Esta é a terceira de uma série de seis partes considerando perguntas que cristãos leigos trazem aos seus pastores quando apresentados ao ensinamento de que a evolução biológica e a ortodoxia bíblica podem ser compatíveis. Nos dois primeiros posts, Dr. Keller deu uma visão geral da tensão entre os relatos bíblicos e científicos sobre a origem, do ponto de vista pastoral, e dirigiu-se ao conflito entre evolução e uma leitura literal de Gênesis. Neste post, ele argumenta que um relato evolucionário das origens não necessariamente diminui a dignidade humana.
Leia a parte 2 aqui.
Três perguntas dos cristãos leigos
Pergunta 2: Se a evolução biológica é verdade, isso significa que somos apenas animais conduzidos por nossos genes e tudo sobre nós pode ser explicado pela seleção natural?

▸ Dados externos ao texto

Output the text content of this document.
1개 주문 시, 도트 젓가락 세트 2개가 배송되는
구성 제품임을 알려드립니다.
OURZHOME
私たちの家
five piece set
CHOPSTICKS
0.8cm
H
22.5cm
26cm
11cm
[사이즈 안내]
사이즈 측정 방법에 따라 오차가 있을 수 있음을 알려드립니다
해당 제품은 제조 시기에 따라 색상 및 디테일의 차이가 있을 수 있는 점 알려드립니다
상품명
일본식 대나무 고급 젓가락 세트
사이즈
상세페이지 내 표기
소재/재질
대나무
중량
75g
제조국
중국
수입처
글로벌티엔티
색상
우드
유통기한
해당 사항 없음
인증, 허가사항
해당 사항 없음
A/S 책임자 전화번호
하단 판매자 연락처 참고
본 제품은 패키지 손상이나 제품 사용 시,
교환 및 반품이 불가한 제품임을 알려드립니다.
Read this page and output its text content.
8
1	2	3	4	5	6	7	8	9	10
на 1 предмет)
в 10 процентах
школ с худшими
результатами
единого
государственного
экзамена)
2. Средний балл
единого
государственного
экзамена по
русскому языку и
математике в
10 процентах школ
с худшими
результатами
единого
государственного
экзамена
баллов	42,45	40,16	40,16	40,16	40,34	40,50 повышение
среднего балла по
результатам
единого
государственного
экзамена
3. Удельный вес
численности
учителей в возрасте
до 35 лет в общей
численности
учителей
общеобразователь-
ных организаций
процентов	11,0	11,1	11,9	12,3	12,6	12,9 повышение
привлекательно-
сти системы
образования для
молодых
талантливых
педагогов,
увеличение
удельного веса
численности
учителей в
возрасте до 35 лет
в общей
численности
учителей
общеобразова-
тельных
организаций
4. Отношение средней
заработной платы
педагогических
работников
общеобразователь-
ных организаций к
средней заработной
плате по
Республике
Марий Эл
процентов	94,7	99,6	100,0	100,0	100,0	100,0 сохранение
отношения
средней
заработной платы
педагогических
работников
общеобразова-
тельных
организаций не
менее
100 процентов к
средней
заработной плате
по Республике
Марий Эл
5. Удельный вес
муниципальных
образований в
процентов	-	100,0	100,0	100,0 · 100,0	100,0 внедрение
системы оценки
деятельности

Resposta: Não. A crença na evolução como um processo biológico não significa o mesmo que a crença na evolução como uma visão de mundo.
Hoje em dia muito esforço tem sido feito para insistir que a crença no processo de evolução biológica leva necessariamente à crença no “naturalismo perene” (para usar o termo de Alvin Plantinga) 10, a visão de que tudo sobre a natureza humana – nossa capacidade de amar, agir, pensar, formar crenças, usar linguagem, ter convicções morais, crer em Deus, e fazer arte e filosofia, podem ser entendidas como originárias de mutação genética aleatória ou alguma outra fonte de variabilidade, e portanto prevalecem hoje em dia na raça humana só por causa dos mecanismos de seleção natural. Podemos sentir que alguns comportamentos são universalmente corretos e devem ser realizados, enquanto outros são universalmente errados e não devem ser feitos, independente destes comportamentos promoverem a sobrevivência. Mas o naturalismo perene insiste que esses sentimentos estão lá não por serem verdades universais, mas única e exclusivamente por terem ajudado nossos antepassados a sobreviver.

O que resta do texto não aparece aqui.